あんず「わたしたちメイドは、ご主人様に身も心も捧げて初めて、一人前のメイドになれるの」
いや、それ本当にメイドか?
忍「当然だ。そうしないと、ご主人様を警護できないからな」
いや、できるだろう警護。
飛鈴「お風呂も一緒〜、お布団も一緒はメイドの常識ですの〜♪」
いや、常識じゃないし。
しかし、ここで主人公はさくらさんを含むメイド達に押しきられて夜伽を受け入れることになってしまう。そして、夜伽が一通り終わって全員が専属メイドになった後の台詞も凄い。
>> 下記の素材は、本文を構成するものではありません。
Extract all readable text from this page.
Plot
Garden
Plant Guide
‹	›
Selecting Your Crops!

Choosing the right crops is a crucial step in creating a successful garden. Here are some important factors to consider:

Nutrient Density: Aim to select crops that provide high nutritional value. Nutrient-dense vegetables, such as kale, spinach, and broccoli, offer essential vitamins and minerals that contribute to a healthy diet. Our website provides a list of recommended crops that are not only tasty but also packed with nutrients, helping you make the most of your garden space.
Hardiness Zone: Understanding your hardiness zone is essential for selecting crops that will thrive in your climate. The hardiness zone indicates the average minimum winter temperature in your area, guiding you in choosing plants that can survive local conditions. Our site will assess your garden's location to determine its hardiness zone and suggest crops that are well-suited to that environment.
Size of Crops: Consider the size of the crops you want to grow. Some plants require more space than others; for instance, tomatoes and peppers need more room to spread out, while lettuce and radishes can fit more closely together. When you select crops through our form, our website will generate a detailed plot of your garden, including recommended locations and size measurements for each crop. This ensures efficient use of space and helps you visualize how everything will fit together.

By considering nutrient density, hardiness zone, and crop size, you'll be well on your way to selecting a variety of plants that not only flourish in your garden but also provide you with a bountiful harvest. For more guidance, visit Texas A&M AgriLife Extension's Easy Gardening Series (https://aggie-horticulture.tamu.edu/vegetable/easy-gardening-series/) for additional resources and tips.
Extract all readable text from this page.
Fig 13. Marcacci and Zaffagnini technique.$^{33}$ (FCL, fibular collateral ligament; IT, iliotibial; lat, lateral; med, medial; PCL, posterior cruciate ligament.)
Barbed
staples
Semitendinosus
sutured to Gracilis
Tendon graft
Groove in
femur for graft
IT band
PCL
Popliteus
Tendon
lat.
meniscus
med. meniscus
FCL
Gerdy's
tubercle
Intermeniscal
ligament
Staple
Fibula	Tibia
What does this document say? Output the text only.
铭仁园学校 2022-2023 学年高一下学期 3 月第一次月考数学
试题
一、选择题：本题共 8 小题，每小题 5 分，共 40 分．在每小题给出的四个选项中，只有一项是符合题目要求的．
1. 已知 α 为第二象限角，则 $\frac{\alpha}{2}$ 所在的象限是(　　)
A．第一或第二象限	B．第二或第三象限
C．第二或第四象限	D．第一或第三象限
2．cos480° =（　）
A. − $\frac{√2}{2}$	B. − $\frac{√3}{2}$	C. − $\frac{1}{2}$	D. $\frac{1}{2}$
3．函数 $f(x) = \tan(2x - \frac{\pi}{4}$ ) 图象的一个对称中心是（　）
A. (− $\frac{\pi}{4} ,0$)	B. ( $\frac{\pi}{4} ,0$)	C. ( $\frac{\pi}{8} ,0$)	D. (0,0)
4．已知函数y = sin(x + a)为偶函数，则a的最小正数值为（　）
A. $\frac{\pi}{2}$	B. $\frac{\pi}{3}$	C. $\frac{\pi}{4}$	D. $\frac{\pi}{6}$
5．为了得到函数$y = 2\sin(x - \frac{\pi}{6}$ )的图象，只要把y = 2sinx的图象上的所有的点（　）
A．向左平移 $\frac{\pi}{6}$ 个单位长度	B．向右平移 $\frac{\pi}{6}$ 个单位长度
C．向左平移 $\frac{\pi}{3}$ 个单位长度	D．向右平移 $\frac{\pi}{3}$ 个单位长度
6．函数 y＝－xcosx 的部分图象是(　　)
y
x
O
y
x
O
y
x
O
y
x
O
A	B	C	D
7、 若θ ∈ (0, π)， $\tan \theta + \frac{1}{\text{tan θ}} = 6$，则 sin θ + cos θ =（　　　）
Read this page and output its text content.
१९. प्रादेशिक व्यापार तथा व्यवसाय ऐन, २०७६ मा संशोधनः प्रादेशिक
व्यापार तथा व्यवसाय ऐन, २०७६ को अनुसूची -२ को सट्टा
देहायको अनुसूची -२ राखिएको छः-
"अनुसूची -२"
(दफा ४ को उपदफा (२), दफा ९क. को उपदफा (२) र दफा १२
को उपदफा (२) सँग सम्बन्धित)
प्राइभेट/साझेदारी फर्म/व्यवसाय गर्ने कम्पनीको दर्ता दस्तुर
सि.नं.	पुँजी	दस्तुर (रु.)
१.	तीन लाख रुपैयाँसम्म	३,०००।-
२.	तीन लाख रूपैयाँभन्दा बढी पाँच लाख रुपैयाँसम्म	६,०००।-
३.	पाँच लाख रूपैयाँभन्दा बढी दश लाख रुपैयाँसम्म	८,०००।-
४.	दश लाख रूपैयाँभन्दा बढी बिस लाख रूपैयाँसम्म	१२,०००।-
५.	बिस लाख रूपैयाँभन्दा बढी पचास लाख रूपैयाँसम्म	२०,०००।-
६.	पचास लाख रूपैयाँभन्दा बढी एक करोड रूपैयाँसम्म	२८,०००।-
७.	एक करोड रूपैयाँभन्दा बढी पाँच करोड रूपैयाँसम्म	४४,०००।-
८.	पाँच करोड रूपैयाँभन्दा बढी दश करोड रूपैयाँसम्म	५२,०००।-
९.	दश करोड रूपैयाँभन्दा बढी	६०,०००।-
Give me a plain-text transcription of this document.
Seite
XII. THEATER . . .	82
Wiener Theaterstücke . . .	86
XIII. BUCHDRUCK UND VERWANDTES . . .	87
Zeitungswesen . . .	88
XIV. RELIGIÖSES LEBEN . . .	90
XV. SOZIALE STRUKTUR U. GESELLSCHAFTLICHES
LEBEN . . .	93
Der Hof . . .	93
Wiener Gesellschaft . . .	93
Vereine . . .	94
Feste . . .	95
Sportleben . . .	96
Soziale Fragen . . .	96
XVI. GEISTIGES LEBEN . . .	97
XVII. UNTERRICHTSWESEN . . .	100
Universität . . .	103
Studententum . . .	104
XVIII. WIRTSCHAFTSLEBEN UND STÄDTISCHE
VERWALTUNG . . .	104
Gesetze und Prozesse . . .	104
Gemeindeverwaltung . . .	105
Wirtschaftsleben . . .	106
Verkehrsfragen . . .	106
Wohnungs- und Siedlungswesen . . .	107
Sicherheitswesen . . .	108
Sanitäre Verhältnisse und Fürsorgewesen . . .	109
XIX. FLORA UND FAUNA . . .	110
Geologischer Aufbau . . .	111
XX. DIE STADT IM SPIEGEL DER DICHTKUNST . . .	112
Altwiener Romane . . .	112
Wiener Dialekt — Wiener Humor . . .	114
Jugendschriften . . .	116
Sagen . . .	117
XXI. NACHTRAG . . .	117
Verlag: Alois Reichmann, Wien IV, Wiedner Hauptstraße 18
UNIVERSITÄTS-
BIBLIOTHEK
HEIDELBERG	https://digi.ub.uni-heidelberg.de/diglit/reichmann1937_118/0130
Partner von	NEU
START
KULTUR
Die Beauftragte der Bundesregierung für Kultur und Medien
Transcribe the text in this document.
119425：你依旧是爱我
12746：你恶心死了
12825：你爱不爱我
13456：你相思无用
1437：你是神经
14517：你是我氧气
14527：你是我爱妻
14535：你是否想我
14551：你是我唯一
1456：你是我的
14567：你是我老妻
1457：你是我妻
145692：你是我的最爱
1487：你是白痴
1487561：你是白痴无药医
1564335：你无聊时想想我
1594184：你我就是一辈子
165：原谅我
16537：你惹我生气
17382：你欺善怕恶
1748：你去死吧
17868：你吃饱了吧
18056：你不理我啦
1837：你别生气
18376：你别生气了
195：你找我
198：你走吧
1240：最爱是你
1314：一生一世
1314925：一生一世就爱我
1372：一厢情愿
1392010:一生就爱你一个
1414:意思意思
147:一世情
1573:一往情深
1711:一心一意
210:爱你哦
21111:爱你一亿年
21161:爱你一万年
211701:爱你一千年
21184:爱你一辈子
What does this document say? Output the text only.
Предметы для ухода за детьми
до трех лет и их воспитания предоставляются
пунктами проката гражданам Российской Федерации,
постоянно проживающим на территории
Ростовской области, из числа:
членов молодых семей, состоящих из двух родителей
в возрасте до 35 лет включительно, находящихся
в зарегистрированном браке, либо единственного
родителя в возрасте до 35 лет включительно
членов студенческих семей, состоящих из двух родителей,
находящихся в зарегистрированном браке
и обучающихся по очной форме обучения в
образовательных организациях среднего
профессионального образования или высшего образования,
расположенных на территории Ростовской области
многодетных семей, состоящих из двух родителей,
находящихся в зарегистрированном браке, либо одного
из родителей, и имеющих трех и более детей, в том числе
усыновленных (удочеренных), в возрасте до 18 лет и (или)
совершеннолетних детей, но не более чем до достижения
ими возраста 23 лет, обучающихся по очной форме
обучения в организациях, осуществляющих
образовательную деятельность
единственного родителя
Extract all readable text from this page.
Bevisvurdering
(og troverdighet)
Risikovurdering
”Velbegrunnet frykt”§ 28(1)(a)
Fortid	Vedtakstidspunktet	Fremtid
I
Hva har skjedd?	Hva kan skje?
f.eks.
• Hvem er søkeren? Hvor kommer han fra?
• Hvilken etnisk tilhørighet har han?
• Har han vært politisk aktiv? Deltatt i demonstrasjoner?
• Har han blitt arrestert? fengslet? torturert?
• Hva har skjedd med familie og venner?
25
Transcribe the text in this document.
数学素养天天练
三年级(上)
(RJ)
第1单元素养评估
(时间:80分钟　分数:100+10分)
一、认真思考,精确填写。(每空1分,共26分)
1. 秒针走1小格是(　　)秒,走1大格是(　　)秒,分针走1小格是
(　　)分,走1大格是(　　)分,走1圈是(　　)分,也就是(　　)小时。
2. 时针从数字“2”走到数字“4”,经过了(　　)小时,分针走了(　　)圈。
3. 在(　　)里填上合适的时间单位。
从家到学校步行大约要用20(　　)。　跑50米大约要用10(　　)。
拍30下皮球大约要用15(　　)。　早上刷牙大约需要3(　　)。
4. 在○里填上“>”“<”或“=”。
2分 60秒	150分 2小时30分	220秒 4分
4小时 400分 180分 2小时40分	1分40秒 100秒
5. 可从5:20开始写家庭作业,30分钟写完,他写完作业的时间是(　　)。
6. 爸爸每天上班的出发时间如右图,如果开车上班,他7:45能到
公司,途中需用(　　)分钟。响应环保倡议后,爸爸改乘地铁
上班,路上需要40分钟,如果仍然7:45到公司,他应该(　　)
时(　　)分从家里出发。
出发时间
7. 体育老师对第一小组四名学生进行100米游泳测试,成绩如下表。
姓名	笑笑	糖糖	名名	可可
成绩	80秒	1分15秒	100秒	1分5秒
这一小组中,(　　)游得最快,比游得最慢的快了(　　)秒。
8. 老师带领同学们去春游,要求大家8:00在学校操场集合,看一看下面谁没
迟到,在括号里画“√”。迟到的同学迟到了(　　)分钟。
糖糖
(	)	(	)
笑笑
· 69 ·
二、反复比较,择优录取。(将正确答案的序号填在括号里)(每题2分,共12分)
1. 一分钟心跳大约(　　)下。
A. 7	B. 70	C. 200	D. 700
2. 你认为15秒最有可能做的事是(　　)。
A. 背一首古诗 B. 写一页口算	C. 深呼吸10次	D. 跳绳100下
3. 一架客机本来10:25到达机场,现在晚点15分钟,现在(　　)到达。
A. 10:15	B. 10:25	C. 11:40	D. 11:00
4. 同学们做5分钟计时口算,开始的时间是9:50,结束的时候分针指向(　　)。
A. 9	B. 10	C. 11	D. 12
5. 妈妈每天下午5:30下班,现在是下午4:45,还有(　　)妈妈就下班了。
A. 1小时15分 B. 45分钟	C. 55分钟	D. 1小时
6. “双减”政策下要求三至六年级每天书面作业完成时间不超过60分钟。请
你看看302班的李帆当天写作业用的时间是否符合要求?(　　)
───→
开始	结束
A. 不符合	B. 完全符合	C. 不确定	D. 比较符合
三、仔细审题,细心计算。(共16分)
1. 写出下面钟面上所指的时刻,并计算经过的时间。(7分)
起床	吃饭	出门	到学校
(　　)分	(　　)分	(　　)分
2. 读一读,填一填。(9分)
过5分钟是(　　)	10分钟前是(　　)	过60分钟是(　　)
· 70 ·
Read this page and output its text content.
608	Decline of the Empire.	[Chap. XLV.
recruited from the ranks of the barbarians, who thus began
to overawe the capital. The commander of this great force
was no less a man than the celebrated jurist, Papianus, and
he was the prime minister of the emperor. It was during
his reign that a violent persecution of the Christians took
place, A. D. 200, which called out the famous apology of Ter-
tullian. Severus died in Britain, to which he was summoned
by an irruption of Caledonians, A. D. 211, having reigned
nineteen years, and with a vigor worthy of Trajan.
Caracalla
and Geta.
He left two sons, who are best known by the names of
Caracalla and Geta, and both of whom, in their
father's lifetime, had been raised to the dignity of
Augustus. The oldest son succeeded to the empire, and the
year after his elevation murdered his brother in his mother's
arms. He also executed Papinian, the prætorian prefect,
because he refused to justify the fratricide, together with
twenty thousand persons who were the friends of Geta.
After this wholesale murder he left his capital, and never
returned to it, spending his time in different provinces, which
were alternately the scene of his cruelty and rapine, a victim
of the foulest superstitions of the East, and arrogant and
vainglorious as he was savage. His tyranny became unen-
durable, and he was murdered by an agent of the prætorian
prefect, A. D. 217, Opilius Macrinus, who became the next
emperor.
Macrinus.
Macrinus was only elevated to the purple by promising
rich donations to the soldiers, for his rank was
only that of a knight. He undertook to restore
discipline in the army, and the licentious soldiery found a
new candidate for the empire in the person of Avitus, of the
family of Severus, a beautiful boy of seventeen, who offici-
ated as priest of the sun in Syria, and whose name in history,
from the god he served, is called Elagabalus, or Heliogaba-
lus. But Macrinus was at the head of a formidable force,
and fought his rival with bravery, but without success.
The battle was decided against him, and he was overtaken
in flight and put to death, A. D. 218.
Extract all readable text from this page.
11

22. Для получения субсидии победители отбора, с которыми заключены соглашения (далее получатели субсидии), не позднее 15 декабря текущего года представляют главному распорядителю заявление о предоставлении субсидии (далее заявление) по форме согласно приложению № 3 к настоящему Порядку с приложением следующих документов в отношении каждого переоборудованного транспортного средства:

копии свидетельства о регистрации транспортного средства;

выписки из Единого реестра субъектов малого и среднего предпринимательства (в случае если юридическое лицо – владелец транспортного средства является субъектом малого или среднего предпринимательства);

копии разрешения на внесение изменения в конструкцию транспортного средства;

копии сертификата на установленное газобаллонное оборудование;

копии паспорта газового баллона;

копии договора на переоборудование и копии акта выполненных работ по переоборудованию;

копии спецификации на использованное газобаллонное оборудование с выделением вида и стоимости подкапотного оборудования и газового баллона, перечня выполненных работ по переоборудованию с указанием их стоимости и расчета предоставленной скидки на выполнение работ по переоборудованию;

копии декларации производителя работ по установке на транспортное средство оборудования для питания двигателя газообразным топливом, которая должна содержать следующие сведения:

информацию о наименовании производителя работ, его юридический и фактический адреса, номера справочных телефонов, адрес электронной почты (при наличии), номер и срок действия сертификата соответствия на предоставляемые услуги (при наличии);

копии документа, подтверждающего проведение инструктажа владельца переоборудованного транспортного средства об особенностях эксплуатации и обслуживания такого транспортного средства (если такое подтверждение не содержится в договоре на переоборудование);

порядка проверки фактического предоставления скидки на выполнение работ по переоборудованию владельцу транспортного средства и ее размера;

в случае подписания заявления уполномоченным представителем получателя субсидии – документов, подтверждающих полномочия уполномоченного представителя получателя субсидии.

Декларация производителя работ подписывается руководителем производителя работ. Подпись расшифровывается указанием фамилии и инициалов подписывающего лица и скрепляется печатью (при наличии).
さくら「これからは、ご主人様好みのメイドに調教してくださいませ。 (中略) 彼女たちがどれだけあなたを愛するかが、この仕事の成功と失敗を二分するのですから。 (中略) ・・・つまり、彼女たちを武尊さんの好む女の子に調教すれば、事はよい方向に進むのです。」
まったく、「何がつまり」なのか全然分らないながらも強引に言いくるめられてゲーム本編は開始される。後は、毎日館の中を歩いてメイドさんと会話したり、夜となったら夜伽に呼んだり、時たま黒メイドに襲撃されたりしている間にゲームは進行していく。
先程言ったように、主人公が鬼畜なことをする訳でもなくラブラブにメイドさんと親密になりHシーンのヴァリエーションを増えていく。そして、最後は、遺言の条件を満たすために「武尊コンツェルン」の本社ビルに乗り込んで書類にサインをするという、盛り上がる最終決戦で幕を閉じる。
このゲームの問題点をあげるとするならば、基本的なシステムは問題ないのだが、なぜか場面変わるのが遅い。これが意外とイライラきた。それに、2001年12月28日発売のゲームだけあって塗りが悪い。加えて、声優のレベルも「さくら」さんを除くとちょっと悪い。今のゲームのレベルを考えると不満な点も多いのだが、お手軽にプレイしたいゲームをお探しなら販売価格も考えるとお買い得と言えるかもしれない。